Whatever the coordinates of the points are, it is required for the width-algorithm to have access to the homogeneous representation of points.

Has Models:
CGAL::Width_default_traits_3
See Also
CGAL::Width_3<Traits>

Related Functions

(Note that these are not member functions.)

Point_3 make_point (const RT &hx, const RT &hy, const RT &hz, const RT &hw) const
 returns a point of type Point_3 with homogeneous coordinates \( hx\), \( hy\), \( hz\) and \( hw\).
 
Plane_3 make_plane (const RT &a, const RT &b, const RT &c, const RT &d) const
 returns a plane of type Plane_3 with coefficients \( a\), \( b\), \( c\) and \( d\).
 
Vector_3 make_vector (const RT &a, const RT &b, const RT &c) const
 returns a vector of type Vector_3 with the four homogeneous coefficients \( a\), \( b\), \( c\) and 1.
 

Types

Notes: If you want to compute the width of a polyhedron then you have to make sure that the point type in the traits class and the point type in the polyhedron class are the same! The same holds for Traits::Plane_3 and Polyhedron::Plane_3.

typedef unspecified_type Point_3
 The point type. More...
 
typedef unspecified_type Plane_3
 The plane type. More...
 
typedef unspecified_type Vector_3
 The vector type. More...
 
typedef unspecified_type ChullTraits
 The traits class for using the convex hull algorithm.

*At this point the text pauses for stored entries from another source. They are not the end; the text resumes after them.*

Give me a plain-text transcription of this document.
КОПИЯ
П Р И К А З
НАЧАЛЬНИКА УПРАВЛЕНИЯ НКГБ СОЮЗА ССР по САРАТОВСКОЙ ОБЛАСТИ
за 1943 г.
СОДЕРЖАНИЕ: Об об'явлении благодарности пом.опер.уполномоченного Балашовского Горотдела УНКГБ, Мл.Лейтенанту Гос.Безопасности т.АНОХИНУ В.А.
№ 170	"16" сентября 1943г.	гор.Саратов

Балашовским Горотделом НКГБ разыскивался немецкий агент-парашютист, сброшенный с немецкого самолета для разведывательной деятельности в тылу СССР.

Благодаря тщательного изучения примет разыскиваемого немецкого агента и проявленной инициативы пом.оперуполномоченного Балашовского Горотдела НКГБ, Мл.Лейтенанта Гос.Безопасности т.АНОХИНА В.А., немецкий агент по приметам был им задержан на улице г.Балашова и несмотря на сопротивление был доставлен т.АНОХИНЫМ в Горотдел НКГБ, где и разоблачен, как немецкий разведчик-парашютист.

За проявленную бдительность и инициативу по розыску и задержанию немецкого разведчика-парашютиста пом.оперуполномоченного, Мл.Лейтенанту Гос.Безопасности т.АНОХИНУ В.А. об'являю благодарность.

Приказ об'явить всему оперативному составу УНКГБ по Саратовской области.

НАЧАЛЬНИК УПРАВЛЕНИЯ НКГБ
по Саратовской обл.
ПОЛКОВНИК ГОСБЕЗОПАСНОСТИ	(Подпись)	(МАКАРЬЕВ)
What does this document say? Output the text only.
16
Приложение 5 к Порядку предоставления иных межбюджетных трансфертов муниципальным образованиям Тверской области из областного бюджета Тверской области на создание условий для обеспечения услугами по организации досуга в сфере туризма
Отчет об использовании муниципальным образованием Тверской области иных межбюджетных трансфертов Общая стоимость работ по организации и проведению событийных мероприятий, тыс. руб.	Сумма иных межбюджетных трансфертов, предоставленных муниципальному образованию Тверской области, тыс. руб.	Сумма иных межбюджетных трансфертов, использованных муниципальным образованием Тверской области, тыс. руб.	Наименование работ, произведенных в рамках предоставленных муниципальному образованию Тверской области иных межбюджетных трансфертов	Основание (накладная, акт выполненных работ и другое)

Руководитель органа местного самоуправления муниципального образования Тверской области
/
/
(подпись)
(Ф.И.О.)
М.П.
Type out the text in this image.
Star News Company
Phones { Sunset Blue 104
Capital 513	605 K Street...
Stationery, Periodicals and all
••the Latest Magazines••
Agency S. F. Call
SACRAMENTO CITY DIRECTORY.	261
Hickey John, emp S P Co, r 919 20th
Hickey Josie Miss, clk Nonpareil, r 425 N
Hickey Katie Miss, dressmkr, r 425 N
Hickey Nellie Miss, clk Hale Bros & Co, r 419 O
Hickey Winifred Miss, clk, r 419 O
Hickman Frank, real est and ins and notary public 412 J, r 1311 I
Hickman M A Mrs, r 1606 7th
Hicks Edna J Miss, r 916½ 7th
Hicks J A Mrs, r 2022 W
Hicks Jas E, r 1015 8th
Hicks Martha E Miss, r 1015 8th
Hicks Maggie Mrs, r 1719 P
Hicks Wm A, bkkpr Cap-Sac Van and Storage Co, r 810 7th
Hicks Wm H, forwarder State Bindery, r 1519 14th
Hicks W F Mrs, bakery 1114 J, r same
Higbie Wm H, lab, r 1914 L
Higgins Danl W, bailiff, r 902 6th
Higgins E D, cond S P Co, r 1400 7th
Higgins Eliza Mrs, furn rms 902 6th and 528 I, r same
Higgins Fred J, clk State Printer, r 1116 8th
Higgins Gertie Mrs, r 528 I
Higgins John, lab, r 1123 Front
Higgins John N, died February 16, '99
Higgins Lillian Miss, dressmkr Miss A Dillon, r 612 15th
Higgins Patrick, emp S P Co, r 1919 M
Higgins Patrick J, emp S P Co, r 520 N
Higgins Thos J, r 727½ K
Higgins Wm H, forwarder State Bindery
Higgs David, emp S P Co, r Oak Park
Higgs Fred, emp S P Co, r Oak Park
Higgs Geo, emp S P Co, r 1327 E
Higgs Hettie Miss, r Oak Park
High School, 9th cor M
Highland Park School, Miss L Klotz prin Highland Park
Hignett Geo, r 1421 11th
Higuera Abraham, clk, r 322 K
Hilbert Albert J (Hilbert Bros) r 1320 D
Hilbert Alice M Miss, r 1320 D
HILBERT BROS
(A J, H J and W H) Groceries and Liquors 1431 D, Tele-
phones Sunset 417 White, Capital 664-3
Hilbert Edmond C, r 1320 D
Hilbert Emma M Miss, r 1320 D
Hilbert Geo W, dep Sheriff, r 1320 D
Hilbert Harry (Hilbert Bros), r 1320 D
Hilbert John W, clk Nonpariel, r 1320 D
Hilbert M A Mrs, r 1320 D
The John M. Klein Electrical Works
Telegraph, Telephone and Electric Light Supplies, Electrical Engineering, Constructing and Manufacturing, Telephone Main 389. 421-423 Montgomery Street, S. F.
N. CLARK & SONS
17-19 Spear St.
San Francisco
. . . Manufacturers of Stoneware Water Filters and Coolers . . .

More...
 
typedef unspecified_type RT
 Ring type numbers. More...
 

Creation

Only a default constructor is required.

 WidthTraits_3 ()
 
RT get_hx (const Point_3 &p) const
 returns the homogeneous \( x\)-coordinate of point \( p\).
 
RT get_hy (const Point_3 &p) const
 returns the homogeneous \( y\)-coordinate of point \( p\).
 
RT get_hz (const Point_3 &p) const
 returns the homogeneous \( z\)-coordinate of point \( p\).
 
RT get_hw (const Point_3 &p) const
 returns the homogenizing coordinate of point \( p\).
 
void get_point_coordinates (const Point_3 &p, RT &px, RT &py, RT &pz, RT &ph) const
 returns all homogeneous coordinates of point \( p\) at once.
 
RT get_a (const Plane_3 &f) const
 returns the first coefficient of plane \( f\).
 
RT get_b (const Plane_3 &f) const
 returns the second coefficient of plane \( f\).
 
RT get_c (const Plane_3 &f) const
 returns the third coefficient of plane \( f\).
 
RT get_d (const Plane_3 &f) const
 returns the fourth coefficient of plane \( f\).
 
void get_plane_coefficients (const Plane_3 &f, RT &a, RT &b, RT &c, RT &d) const
 returns all four plane coefficients of \( f\) at once.
 

Member Typedef Documentation

The traits class for using the convex hull algorithm.

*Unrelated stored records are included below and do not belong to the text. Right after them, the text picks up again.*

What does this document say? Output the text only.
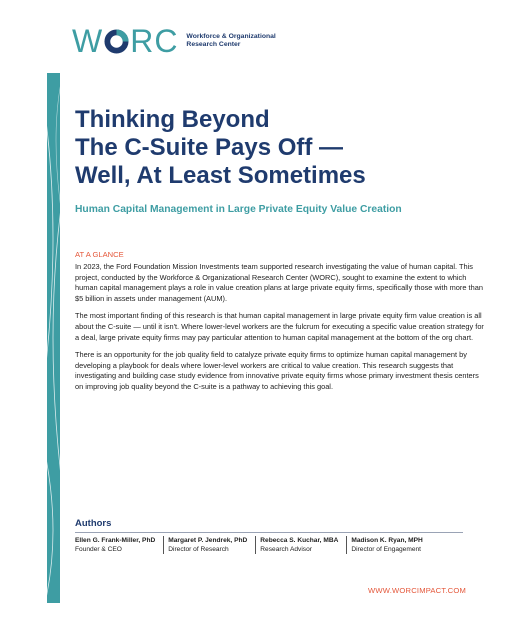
W R C Workforce & Organizational
Research Center
Thinking Beyond
The C-Suite Pays Off —
Well, At Least Sometimes
Human Capital Management in Large Private Equity Value Creation
AT A GLANCE

In 2023, the Ford Foundation Mission Investments team supported research investigating the value of human capital. This project, conducted by the Workforce & Organizational Research Center (WORC), sought to examine the extent to which human capital management plays a role in value creation plans at large private equity firms, specifically those with more than $5 billion in assets under management (AUM).

The most important finding of this research is that human capital management in large private equity firm value creation is all about the C-suite — until it isn't. Where lower-level workers are the fulcrum for executing a specific value creation strategy for a deal, large private equity firms may pay particular attention to human capital management at the bottom of the org chart.

There is an opportunity for the job quality field to catalyze private equity firms to optimize human capital management by developing a playbook for deals where lower-level workers are critical to value creation. This research suggests that investigating and building case study evidence from innovative private equity firms whose primary investment thesis centers on improving job quality beyond the C-suite is a pathway to achieving this goal.

Authors
Ellen G. Frank-Miller, PhD
Founder & CEO
Margaret P. Jendrek, PhD
Director of Research
Rebecca S. Kuchar, MBA
Research Advisor
Madison K. Ryan, MPH
Director of Engagement
WWW.WORCIMPACT.COM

It must be a model of the concept ConvexHullTraits_3. This class is used only if the width is computed from a set of points.

The plane type.

Access to the coefficients of the plane is made via the get_.() functions. Constructing a plane is done with the make_plane() operation.

The point type.

The (in)equality tests must be available. Access to the point coordinates is done via the get_.() functions. Constructing a point is done with the make_point( ) operation.

Ring type numbers.

Internally all numbers are treated as ring type numbers, i.e., neither \( /\)-operator nor \( \sqrt{.}\) nor other inexact operations are used. But because the algorithm does not use any divisions, but multiplication instead, the numbers can get really big. Therefore it is recommended to use a ring type number, that provides values of arbitrary length. Furthermore it is assumed that the underlying number type of Point_3, Plane_3 and Vector_3 equals RT.

The vector type.

There is no need to access the coefficients of a vector; only constructing is required and is done with the make_vector operation.